Dados do painel “Corte Aberta”, do STF, mostram que o controle de constitucionalidade tem sido amplamente utilizado. De 2020 a julho de 2025, o Supremo decidiu 5.916 ADIs, 134 ADCs, 1.869 ADPFs e 97 ADOs. Mesmo assim, ao olhar para o histórico dos últimos cinco anos, a quantidade de ADIs e ADFPs tiveram relativa queda anual (confira no quadro abaixo), enquanto os demais dispositivos se mantiveram praticamente estáveis.
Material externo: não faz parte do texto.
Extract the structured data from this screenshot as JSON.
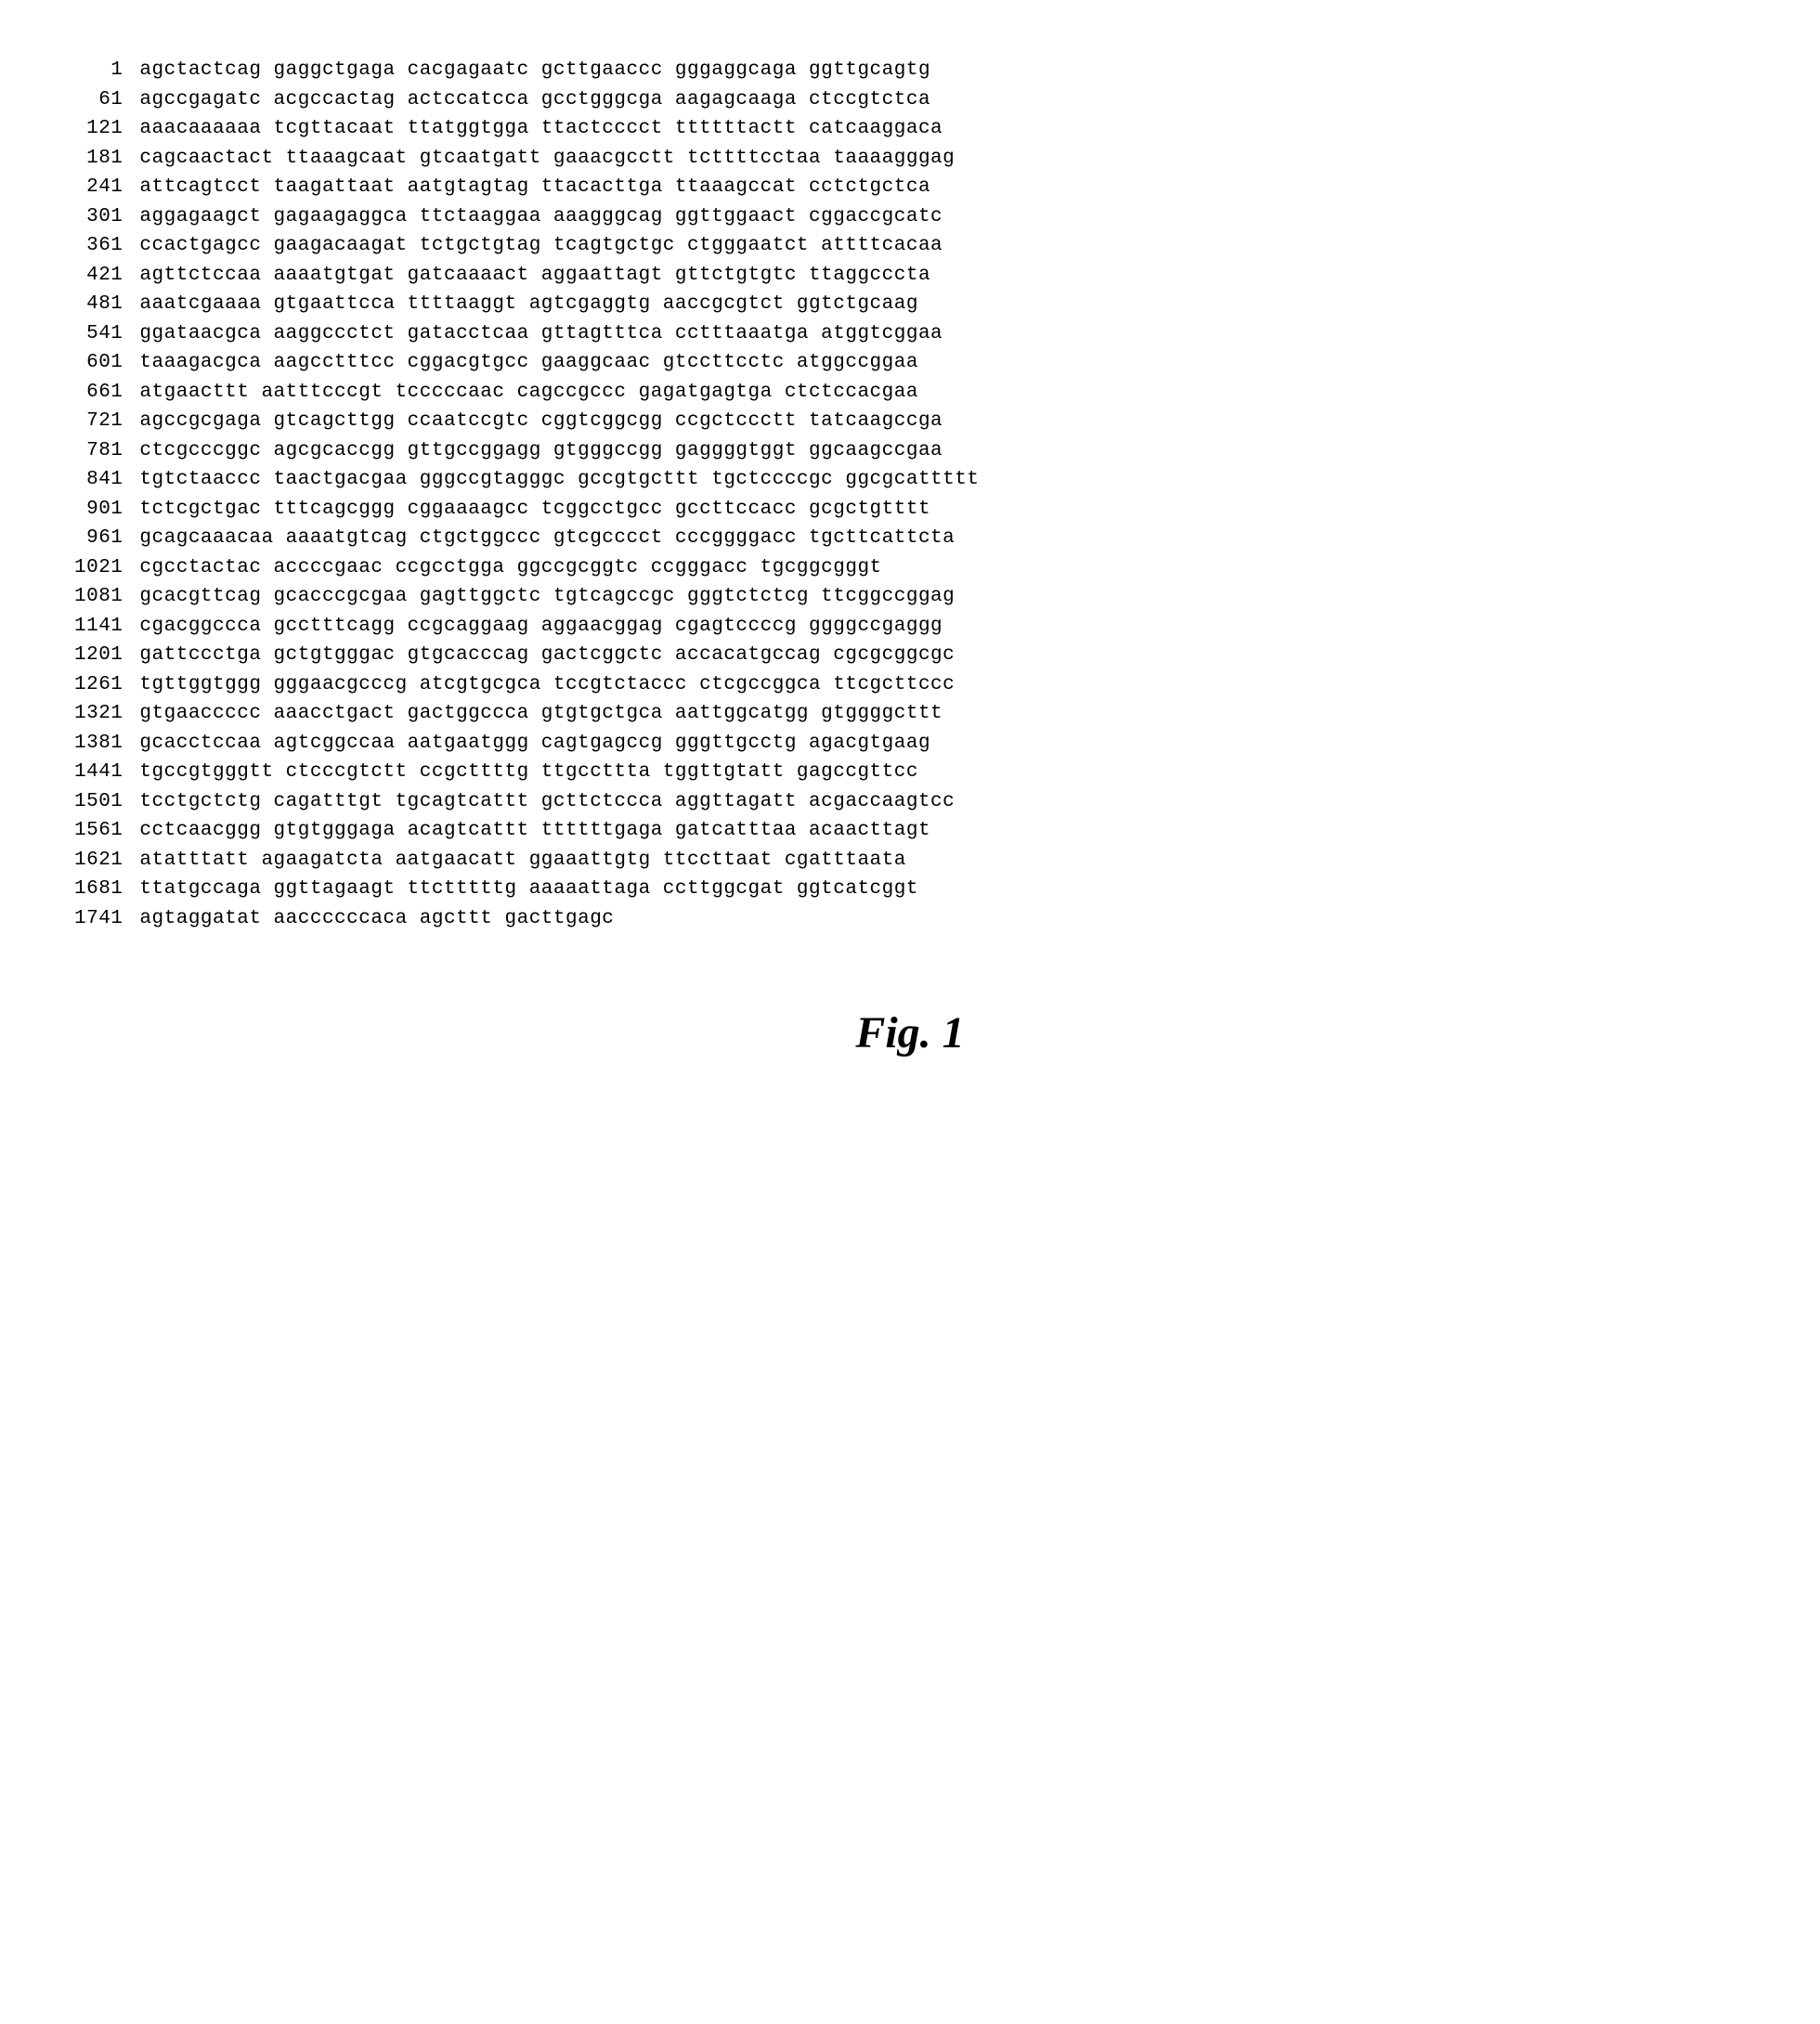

Impacto sobre o equilíbrio entre os Poderes
Mesmo dando a palavra final, o Supremo não atua de forma autônoma nesses casos. Para isso, ele precisa ser provocado a agir. “A Corte não escolhe os casos que quer julgar. Ele apenas decide quando é provocado”, lembra Álvaro Jorge. Para ele, o excesso de judicialização política é fruto mais de um comportamento do Congresso do que do Judiciário.
Já Medina destaca que restringir o acesso ao STF pode desequilibrar a relação entre os Poderes. “Sem um controle plural, cresce o risco de arbitrariedades e de violação a direitos fundamentais”, diz.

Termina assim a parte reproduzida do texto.